Shen Nan-Nan, Zhang Zai-Li, Li Zheng, Zhang Chi, Li Hao, Wang Jia-Liang, Wang Jun, Gu Zhi-Chun
Department of Pharmacy.
Department of Geriatrics, Affiliated Hospital of Shaoxing University, Shao Xing, Zhejiang Province.
Medicine (Baltimore). 2019 Jul;98(30):e16538. doi: 10.1097/MD.0000000000016538.
Atrial fibrillation (AF) is recognized as the most prevalent arrhythmia, and its subsequently serious complications of heart failure and thromboembolism always raise the social attention. To date, the molecular pathogenesis of AF has largely remained unclear. Publications of contemporary studies have evaluated individual miRNAs expression signatures for AF, and findings of different studies are inconsistent and not all miRNAs reported are actually important in the pathogenesis of AF.

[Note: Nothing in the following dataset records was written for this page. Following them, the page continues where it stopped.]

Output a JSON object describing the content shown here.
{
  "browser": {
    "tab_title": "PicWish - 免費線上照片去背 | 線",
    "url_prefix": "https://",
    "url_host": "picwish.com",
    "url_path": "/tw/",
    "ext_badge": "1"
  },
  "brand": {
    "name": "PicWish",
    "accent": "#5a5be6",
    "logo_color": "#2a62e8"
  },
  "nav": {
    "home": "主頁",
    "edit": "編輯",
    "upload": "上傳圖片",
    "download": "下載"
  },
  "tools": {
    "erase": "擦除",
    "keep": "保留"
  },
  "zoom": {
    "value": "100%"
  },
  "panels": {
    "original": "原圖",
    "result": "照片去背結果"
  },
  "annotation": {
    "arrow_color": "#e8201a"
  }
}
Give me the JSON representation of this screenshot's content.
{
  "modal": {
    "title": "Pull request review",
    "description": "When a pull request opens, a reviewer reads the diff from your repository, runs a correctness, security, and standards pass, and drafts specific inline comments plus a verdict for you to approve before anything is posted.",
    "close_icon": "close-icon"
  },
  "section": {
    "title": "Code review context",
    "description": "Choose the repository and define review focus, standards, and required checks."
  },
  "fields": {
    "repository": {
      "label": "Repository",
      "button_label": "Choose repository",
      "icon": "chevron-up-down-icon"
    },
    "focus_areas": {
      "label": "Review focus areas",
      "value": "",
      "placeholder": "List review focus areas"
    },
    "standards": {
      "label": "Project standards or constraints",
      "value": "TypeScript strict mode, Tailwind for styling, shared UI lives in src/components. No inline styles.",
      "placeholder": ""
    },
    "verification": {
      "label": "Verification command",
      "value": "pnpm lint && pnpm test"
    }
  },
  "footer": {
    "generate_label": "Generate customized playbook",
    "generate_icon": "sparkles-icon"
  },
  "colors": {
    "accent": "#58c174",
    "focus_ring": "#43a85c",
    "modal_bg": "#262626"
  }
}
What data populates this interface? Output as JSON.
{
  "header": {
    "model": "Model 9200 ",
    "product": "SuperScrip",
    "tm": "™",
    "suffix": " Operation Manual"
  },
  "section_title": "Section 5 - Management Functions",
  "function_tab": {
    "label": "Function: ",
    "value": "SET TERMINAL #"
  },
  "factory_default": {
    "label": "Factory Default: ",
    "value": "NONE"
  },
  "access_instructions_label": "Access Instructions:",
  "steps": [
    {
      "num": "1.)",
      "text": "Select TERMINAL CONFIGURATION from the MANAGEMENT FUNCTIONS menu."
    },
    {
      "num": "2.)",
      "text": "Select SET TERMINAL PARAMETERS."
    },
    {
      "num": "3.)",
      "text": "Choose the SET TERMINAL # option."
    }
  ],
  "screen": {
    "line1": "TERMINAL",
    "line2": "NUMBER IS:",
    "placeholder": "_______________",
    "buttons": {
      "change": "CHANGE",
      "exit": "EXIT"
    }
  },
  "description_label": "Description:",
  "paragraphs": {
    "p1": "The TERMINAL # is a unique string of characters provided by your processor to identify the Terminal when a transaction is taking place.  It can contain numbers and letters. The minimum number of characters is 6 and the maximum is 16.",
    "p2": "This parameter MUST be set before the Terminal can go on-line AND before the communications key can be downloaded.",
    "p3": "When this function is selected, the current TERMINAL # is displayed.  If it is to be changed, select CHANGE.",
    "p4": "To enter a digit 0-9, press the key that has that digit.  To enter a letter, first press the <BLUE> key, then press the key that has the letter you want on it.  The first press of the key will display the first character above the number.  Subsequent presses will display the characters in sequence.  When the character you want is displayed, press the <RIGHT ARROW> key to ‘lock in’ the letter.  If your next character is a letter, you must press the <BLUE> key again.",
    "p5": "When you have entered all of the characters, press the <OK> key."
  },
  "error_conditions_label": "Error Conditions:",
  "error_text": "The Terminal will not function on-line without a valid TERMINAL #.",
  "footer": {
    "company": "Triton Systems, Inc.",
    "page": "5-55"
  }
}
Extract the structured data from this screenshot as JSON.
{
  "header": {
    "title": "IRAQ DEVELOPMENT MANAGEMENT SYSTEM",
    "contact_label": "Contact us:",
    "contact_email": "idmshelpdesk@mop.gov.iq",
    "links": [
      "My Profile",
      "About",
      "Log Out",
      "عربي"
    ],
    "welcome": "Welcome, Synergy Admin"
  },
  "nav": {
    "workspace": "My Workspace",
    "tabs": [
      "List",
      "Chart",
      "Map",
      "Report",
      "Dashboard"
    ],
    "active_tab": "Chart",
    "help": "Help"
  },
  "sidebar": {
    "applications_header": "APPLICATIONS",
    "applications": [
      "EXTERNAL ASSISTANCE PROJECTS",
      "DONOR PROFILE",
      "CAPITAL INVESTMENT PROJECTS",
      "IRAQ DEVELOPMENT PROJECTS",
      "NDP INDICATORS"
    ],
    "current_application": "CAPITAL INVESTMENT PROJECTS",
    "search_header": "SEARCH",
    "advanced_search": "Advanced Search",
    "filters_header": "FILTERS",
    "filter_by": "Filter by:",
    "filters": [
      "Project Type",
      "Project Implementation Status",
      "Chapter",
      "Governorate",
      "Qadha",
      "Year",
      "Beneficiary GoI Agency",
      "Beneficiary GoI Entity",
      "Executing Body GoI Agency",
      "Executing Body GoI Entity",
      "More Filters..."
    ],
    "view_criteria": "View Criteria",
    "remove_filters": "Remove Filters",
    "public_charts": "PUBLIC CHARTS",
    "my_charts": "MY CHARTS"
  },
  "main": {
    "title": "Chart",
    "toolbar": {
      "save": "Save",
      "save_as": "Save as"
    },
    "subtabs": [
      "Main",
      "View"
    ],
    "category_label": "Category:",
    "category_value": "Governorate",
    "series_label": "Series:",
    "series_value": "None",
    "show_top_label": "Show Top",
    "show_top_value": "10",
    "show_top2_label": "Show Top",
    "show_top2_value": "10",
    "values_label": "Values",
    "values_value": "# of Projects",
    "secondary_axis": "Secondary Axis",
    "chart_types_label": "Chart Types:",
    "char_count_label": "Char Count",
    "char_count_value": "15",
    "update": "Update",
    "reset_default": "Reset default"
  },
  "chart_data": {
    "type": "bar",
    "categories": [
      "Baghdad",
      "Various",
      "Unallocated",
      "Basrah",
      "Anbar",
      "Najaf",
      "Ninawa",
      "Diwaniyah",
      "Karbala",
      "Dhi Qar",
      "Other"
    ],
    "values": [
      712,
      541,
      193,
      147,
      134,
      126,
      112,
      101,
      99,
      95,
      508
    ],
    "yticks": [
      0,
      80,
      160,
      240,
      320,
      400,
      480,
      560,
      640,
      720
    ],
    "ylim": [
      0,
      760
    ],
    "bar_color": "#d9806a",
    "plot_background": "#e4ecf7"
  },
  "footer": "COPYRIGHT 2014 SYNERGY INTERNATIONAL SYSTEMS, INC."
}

Medline, Embase, and Cochrane Library databases will be comprehensively searched (up to April 30, 2019) for studies identifying miRNA expression profiling in subjects with and without AF. Log10 odds ratios (logORs) and associated 95% confidence interval (95%CI) will be calculated using random-effects models. Subgroup analysis will be performed according to miRNA detecting methods, species, sample types, and ethnicities. Sensitivity analysis will be conducted to detect the robustness of the findings. The methodological quality of studies will be independently assessed using criteria adopted from the Quality Assessment of Diagnostic Accuracy Studies (QUADAS-2). Furthermore, bioinformatics analysis will be performed to identify the potential target genes in AF and the corresponding pathways of dysregulated miRNAs. Two reviewers will independently screen potential studies and extract data in a structured eligibility items, with any disagreements being resolved by consensus.
The present systematic review will identify potential biomarkers by pooling all differentially expressed miRNAs in AF studies, as well as to predict miRNA-target interactions and to identify the potential biometric functions using bioinformatics analysis.
This systematic review and bioinformatics analysis will identify several miRNAs as potential biomarkers for AF, and explore the biological pathways regulated by the eligible miRNAs.
CRD42019127594.
心房颤动(AF)被认为是最常见的心律失常,其随后引发的心力衰竭和血栓栓塞等严重并发症一直备受社会关注。迄今为止,AF的分子发病机制在很大程度上仍不清楚。当代研究的出版物评估了AF患者个体miRNA表达特征,但不同研究的结果并不一致,而且并非所有报道的miRNA在AF发病机制中都真正重要。
将全面检索Medline、Embase和Cochrane图书馆数据库(截至2019年4月30日),以查找识别有或无AF受试者中miRNA表达谱的研究。将使用随机效应模型计算log10比值比(logORs)和相关的95%置信区间(95%CI)。将根据miRNA检测方法、物种、样本类型和种族进行亚组分析。将进行敏感性分析以检测研究结果的稳健性。将使用诊断准确性研究质量评估(QUADAS-2)采用的标准独立评估研究的方法学质量。此外,将进行生物信息学分析,以识别AF中的潜在靶基因以及失调miRNA的相应途径。两名评审员将独立筛选潜在研究,并以结构化的合格项目提取数据,任何分歧将通过协商解决。
本系统评价将通过汇总AF研究中所有差异表达的miRNA来识别潜在生物标志物,并使用生物信息学分析预测miRNA-靶标相互作用并识别潜在的生物计量功能。
本系统评价和生物信息学分析将识别几种miRNA作为AF的潜在生物标志物,并探索合格miRNA调控的生物学途径。
PROSPERO注册号:CRD42019127594。